We do have antitrust policies designed to promote competition and hence economic efficiency. Authorities could take a drastic measure and break up monopolies. Or they could tax all those excess profits megacompanies make.

Another policy to consider involves giving consumers control rights over their data. Right now, only companies have that data, and they are selling it. If you free it up and don’t allow them to sell it anymore, it reduces their monopoly profits. And if you give consumers more freedom over their data, they could, for example, share it with the latest start-up and create a more competitive landscape.

However, such policy remedies can be a double-edged sword. On the one hand, they reduce monopoly rents. On the other hand, they can also reduce innovation.

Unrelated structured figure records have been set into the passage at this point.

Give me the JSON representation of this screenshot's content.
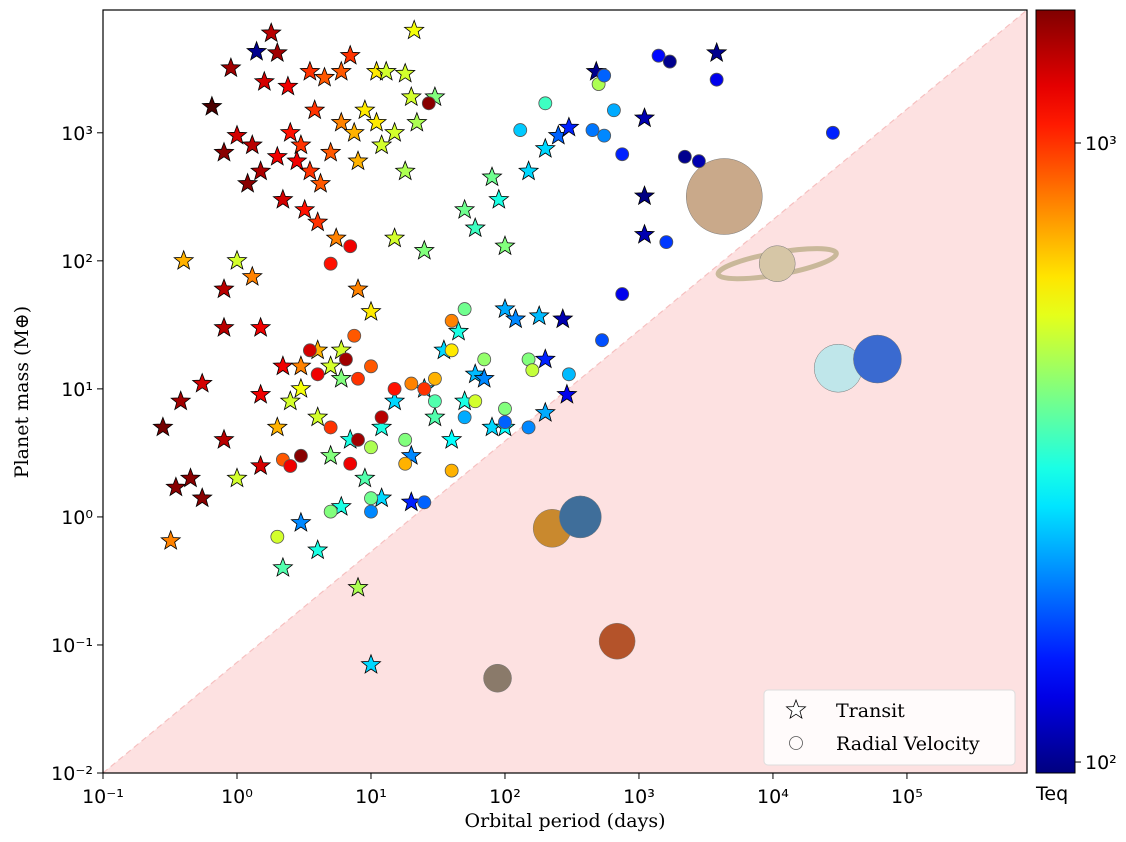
{
  "chart_data": {
    "type": "scatter",
    "x_label": "Orbital period (days)",
    "y_label": "Planet mass (M⊕)",
    "log_x": true,
    "log_y": true,
    "xlim": [
      0.1,
      787000
    ],
    "ylim": [
      0.01,
      9100
    ],
    "xticks": [
      {
        "value": 0.1,
        "label": "10⁻¹"
      },
      {
        "value": 1,
        "label": "10⁰"
      },
      {
        "value": 10,
        "label": "10¹"
      },
      {
        "value": 100,
        "label": "10²"
      },
      {
        "value": 1000,
        "label": "10³"
      },
      {
        "value": 10000,
        "label": "10⁴"
      },
      {
        "value": 100000,
        "label": "10⁵"
      }
    ],
    "yticks": [
      {
        "value": 0.01,
        "label": "10⁻²"
      },
      {
        "value": 0.1,
        "label": "10⁻¹"
      },
      {
        "value": 1,
        "label": "10⁰"
      },
      {
        "value": 10,
        "label": "10¹"
      },
      {
        "value": 100,
        "label": "10²"
      },
      {
        "value": 1000,
        "label": "10³"
      }
    ],
    "colorbar_label": "Teq",
    "clim": [
      96,
      1640
    ],
    "colormap": "jet",
    "cticks": [
      {
        "value": 100,
        "label": "10²"
      },
      {
        "value": 1000,
        "label": "10³"
      }
    ],
    "legend": "lower right",
    "series": [
      {
        "name": "Transit",
        "marker": "star",
        "x": [
          1.8,
          1.4,
          2.0,
          0.9,
          1.6,
          2.4,
          3.5,
          7.0,
          6.0,
          4.5,
          11,
          13,
          21,
          18,
          0.65,
          1.0,
          0.8,
          1.3,
          2.0,
          2.5,
          3.0,
          3.5,
          4.2,
          5.0,
          6.0,
          7.5,
          9,
          11,
          1.2,
          1.5,
          2.2,
          3.2,
          4.0,
          2.8,
          3.8,
          5.5,
          8,
          12,
          15,
          20,
          30,
          22,
          18,
          1.0,
          0.4,
          1.3,
          0.8,
          1.5,
          0.8,
          2.2,
          0.55,
          0.38,
          0.28,
          0.35,
          0.45,
          0.55,
          0.32,
          0.8,
          1.0,
          1.5,
          2.0,
          2.5,
          3.0,
          4.0,
          5.0,
          6,
          7,
          8,
          10,
          9,
          12,
          15,
          20,
          25,
          30,
          40,
          50,
          60,
          80,
          100,
          120,
          180,
          270,
          200,
          290,
          200,
          45,
          50,
          60,
          80,
          90,
          100,
          150,
          200,
          250,
          300,
          480,
          1100,
          3800,
          1100,
          1100,
          25,
          15,
          8,
          10,
          4,
          6,
          1.5,
          3,
          5,
          20,
          4,
          2.2,
          3.0,
          6.0,
          12,
          100,
          70,
          35
        ],
        "values": [
          6000,
          4300,
          4200,
          3200,
          2500,
          2300,
          3000,
          4000,
          3000,
          2700,
          3000,
          3000,
          6300,
          2900,
          1600,
          950,
          700,
          800,
          650,
          1000,
          800,
          500,
          400,
          700,
          1200,
          1000,
          1500,
          1200,
          400,
          500,
          300,
          250,
          200,
          600,
          1500,
          150,
          600,
          800,
          1000,
          1900,
          1900,
          1200,
          500,
          100,
          100,
          75,
          60,
          30,
          30,
          15,
          11,
          8,
          5,
          1.7,
          2,
          1.4,
          0.65,
          4,
          2,
          2.5,
          5,
          8,
          10,
          6,
          3,
          12,
          4,
          0.28,
          0.07,
          2,
          5,
          8,
          3,
          10,
          6,
          4,
          8,
          13,
          5,
          42,
          35,
          37,
          35,
          17,
          9,
          6.5,
          28,
          250,
          180,
          450,
          300,
          130,
          500,
          750,
          950,
          1100,
          3000,
          1300,
          4200,
          320,
          160,
          120,
          150,
          60,
          40,
          20,
          20,
          9,
          15,
          15,
          1.3,
          0.55,
          0.4,
          0.9,
          1.2,
          1.4,
          5,
          12,
          20
        ],
        "teq": [
          1400,
          100,
          1500,
          1500,
          1300,
          1200,
          1000,
          1000,
          900,
          900,
          600,
          500,
          550,
          500,
          1900,
          1300,
          1600,
          1400,
          1200,
          1100,
          1000,
          1000,
          900,
          900,
          800,
          700,
          600,
          600,
          1600,
          1450,
          1300,
          1100,
          1000,
          1200,
          1000,
          800,
          700,
          500,
          500,
          500,
          400,
          450,
          450,
          500,
          700,
          800,
          1400,
          1200,
          1400,
          1200,
          1300,
          1500,
          1700,
          1600,
          1600,
          1600,
          800,
          1400,
          500,
          1300,
          700,
          500,
          550,
          500,
          400,
          400,
          300,
          450,
          250,
          350,
          300,
          250,
          200,
          250,
          350,
          280,
          300,
          230,
          250,
          220,
          200,
          230,
          110,
          150,
          130,
          220,
          300,
          380,
          330,
          380,
          300,
          400,
          250,
          250,
          180,
          150,
          100,
          110,
          100,
          97,
          110,
          400,
          500,
          800,
          600,
          700,
          500,
          1200,
          800,
          500,
          150,
          300,
          350,
          200,
          300,
          250,
          280,
          200,
          250
        ]
      },
      {
        "name": "Radial Velocity",
        "marker": "circle",
        "x": [
          27,
          500,
          550,
          1400,
          1700,
          3800,
          450,
          550,
          200,
          130,
          650,
          750,
          2200,
          2800,
          1600,
          750,
          530,
          28000,
          7.0,
          5.0,
          50,
          40,
          7.5,
          3.5,
          6.5,
          4,
          8,
          10,
          15,
          20,
          25,
          30,
          40,
          150,
          160,
          300,
          150,
          100,
          50,
          12,
          8,
          5,
          3,
          2.2,
          2.5,
          7,
          10,
          18,
          25,
          10,
          10,
          5,
          2,
          18,
          40,
          60,
          70,
          100,
          30
        ],
        "values": [
          1700,
          2400,
          2800,
          4000,
          3600,
          2600,
          1050,
          950,
          1700,
          1050,
          1500,
          680,
          650,
          600,
          140,
          55,
          24,
          1000,
          130,
          95,
          42,
          34,
          26,
          20,
          17,
          13,
          12,
          15,
          10,
          11,
          10,
          12,
          20,
          17,
          14,
          13,
          5,
          5.5,
          6,
          6,
          4,
          5,
          3,
          2.8,
          2.5,
          2.6,
          3.5,
          2.6,
          1.3,
          1.4,
          1.1,
          1.1,
          0.7,
          4,
          2.3,
          8,
          17,
          7,
          8
        ],
        "teq": [
          1600,
          450,
          180,
          140,
          100,
          130,
          190,
          200,
          330,
          240,
          220,
          150,
          100,
          110,
          160,
          130,
          170,
          150,
          1200,
          1100,
          380,
          800,
          900,
          1300,
          1500,
          1200,
          1000,
          900,
          1100,
          800,
          1000,
          700,
          600,
          400,
          480,
          230,
          200,
          180,
          220,
          1400,
          1500,
          1000,
          1600,
          900,
          1200,
          1200,
          450,
          700,
          180,
          380,
          200,
          400,
          500,
          400,
          700,
          500,
          420,
          400,
          350
        ]
      }
    ],
    "solar_system": {
      "x": [
        88,
        225,
        365,
        687,
        4333,
        10759,
        30687,
        60190
      ],
      "values": [
        0.055,
        0.815,
        1,
        0.107,
        318,
        95,
        14.5,
        17.1
      ],
      "colors": [
        "#8a7a6a",
        "#c9892e",
        "#3f6e9a",
        "#b4532a",
        "#c9a98a",
        "#d6c6a6",
        "#bfe6ea",
        "#3a6ad0"
      ]
    }
  }
}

Innovation requires investments in R&D, which represent a significant sunk cost that only large firms can afford. Government regulations can easily backfire, discouraging large firms from making long-term R&D investments.

What, then, is the best policy intervention? Professor Ding Xuan Ng and I believe that basic research should be public. Digital innovations should be financed by public investments and should be provided as free public goods to all. This would make the superstar phenomenon disappear, and the effects of digital innovation would simply show up as productivity increases.[5]

We live in a brave new world that is increasingly based on information. Because the information economy is different from the traditional economy, antitrust policy should be revamped to reflect that. Instead of worrying about the economy being eaten up by these gigantic monopolies, policymakers need to focus on the question ‘What specific actions can we pursue to make the economy more competitive and efficient?’